I woke up to go to a meeting on Tuesday and found him gone at one in the afternoon. I had a slight panic moment, but I thought maybe he went to work early. I shot him a text and he called me while I was on the way to my meeting. He had gone to do some wedding footwork before work and got better quotes on the tuxes for the wedding. Seven tuxes, grey in color and including all the odds and ends, will cost about $960. That’s the best quote he had. Honestly, out of all the expenses, we’re only asking the guys to pay for their travel and their tuxes. I don’t see that as entirely unreasonable.

I’m starting to look forward to the wedding. We went together Wednesday to look at the church and talk to the gentleman who was running things. They’re in the middle of changing pastors so they don’t have a dedicated pastor, but it turns out the man he was wanting to marry us is their current pastor. I took this as a wonderful sign of fate and I’ve urged him to call him and speak to him about it. I know he’s looking forward to the wedding even more now. The church isn’t going to charge us anything and it is a super huge place. It will be a wonderful wedding.

I called my mother and let her know. She was happy that I was happy, but now more questions have been raised. Do we want to have the reception on site or off site? Are we having dinner or just a cake/cookie kind of reception? When are we going to do the photos? Ugh. So much to do and so little time to do it. I’ve got to get my invitations out soon so I’m going to have to start collecting addresses as soon as possible. I will probably start sending out messages and calling people this week in order to get that worked out.

Such a mess. I hope I can survive it all.

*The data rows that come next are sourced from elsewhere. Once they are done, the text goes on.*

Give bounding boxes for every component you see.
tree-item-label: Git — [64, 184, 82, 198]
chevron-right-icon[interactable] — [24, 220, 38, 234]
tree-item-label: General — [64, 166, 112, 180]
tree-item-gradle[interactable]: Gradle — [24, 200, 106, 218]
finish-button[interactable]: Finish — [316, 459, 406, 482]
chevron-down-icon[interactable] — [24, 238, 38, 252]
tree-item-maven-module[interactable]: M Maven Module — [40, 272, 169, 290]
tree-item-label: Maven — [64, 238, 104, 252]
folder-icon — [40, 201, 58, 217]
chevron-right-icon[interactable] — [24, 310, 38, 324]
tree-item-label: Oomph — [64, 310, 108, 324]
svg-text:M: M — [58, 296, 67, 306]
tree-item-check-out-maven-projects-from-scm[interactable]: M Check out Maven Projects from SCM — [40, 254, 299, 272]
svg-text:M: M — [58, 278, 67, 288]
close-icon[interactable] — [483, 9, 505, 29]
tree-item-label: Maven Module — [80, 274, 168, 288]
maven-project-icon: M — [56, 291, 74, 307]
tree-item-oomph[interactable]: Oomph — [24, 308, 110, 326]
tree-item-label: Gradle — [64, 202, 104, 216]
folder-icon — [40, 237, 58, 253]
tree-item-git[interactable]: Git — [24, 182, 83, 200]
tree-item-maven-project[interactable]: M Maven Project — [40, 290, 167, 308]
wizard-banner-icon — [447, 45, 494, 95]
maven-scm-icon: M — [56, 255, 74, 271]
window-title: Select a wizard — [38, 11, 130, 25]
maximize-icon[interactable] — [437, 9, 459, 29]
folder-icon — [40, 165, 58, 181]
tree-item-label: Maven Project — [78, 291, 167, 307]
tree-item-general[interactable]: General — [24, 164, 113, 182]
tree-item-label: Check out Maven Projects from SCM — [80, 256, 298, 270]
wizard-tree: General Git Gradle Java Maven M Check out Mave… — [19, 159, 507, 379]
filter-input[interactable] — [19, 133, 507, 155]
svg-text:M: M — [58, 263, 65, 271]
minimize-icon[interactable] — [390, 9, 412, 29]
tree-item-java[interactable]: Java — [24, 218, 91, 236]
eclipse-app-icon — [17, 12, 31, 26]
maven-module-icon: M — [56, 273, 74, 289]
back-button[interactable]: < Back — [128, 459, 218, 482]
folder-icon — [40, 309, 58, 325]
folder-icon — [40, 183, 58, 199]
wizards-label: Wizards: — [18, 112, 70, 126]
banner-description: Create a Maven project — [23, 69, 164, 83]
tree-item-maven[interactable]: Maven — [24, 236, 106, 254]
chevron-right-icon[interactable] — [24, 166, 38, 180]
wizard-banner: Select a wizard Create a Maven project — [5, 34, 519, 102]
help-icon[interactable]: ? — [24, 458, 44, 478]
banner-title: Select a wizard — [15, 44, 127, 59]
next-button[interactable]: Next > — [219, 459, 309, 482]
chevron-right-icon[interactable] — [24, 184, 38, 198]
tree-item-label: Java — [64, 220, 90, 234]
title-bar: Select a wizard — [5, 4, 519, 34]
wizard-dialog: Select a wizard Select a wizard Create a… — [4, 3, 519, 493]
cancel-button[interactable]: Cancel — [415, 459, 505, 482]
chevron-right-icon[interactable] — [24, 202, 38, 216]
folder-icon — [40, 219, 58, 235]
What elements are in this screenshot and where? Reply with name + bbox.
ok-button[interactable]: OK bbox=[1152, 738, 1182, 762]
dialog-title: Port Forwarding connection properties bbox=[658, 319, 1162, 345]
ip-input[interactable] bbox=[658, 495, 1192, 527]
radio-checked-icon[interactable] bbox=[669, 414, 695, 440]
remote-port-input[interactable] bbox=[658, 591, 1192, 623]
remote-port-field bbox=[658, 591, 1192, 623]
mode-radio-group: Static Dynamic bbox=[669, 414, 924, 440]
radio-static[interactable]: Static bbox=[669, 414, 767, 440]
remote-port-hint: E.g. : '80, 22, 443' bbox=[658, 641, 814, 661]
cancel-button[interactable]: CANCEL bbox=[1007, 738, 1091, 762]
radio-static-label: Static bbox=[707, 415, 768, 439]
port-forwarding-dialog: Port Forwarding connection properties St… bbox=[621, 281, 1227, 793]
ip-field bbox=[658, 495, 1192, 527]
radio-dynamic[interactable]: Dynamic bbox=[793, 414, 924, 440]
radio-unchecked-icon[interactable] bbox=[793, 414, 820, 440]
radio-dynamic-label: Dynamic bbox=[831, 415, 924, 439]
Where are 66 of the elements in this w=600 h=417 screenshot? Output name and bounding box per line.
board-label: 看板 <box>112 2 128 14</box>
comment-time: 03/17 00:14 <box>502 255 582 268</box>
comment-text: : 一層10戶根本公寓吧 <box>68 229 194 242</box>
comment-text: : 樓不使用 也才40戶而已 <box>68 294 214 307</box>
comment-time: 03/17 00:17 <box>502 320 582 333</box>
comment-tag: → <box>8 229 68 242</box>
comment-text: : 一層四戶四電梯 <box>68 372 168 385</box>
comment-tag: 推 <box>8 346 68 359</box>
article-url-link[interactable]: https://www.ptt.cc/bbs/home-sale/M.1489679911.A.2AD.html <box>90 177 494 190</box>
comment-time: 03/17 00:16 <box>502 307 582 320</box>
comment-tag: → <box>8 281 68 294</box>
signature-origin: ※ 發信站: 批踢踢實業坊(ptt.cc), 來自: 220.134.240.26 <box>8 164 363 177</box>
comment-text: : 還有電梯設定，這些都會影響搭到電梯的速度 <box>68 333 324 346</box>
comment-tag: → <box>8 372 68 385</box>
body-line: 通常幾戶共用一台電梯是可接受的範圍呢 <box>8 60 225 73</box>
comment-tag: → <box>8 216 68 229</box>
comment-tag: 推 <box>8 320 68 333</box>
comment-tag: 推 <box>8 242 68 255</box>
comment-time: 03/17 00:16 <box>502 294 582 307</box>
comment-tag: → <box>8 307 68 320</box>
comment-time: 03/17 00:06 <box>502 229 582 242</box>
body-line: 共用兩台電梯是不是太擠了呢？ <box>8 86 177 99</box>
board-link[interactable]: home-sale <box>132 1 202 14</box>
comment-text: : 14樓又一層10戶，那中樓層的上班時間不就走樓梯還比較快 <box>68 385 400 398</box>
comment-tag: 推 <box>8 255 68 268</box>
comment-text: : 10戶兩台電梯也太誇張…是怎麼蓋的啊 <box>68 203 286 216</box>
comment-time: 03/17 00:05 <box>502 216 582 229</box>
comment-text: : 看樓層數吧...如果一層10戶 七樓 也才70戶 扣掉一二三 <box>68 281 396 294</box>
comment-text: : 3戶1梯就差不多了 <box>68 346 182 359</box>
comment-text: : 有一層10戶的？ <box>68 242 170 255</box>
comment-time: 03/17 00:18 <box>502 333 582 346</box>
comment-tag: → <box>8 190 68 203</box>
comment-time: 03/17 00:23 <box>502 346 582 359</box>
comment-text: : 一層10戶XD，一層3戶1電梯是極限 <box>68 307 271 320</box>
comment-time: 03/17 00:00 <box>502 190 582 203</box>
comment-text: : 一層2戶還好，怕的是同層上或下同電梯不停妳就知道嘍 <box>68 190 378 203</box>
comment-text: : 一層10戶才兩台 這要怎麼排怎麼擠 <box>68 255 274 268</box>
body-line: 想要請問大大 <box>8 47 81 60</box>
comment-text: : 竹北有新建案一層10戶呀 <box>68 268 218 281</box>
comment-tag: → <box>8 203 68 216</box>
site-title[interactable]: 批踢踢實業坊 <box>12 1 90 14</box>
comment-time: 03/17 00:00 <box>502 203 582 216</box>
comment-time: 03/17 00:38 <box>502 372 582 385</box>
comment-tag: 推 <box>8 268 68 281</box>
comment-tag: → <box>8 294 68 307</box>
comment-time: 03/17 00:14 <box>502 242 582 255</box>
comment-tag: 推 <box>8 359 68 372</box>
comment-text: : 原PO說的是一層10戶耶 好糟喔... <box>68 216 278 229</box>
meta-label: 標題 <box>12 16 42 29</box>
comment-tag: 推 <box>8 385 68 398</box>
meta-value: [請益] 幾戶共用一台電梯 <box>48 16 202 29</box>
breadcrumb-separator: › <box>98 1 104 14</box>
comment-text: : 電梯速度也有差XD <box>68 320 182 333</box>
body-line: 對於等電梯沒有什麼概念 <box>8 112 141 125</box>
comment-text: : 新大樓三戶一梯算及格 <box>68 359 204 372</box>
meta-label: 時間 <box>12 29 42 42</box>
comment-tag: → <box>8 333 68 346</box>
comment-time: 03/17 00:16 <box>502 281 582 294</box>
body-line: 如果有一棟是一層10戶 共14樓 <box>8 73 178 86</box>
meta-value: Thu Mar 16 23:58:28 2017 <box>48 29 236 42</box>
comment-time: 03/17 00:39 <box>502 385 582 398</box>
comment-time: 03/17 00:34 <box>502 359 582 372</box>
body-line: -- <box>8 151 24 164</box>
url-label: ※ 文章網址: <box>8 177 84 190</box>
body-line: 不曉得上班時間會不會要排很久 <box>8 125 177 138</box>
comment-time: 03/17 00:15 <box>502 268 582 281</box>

Because of my own inability to get organized, I recently drafted my mother as my wedding planner. I have no clue what I’m doing. They say that every little girl plans their wedding day, but clearly “they” did not understand that I’m a science dork that cared more for learning and sports than I ever cared about my wedding day. I never really saw myself getting married. My dad asked me Tuesday about marriage and I said that, “It seemed like a good idea.” For the most part, it still does. I see myself spending a very long time with my man and so why shouldn’t we be married?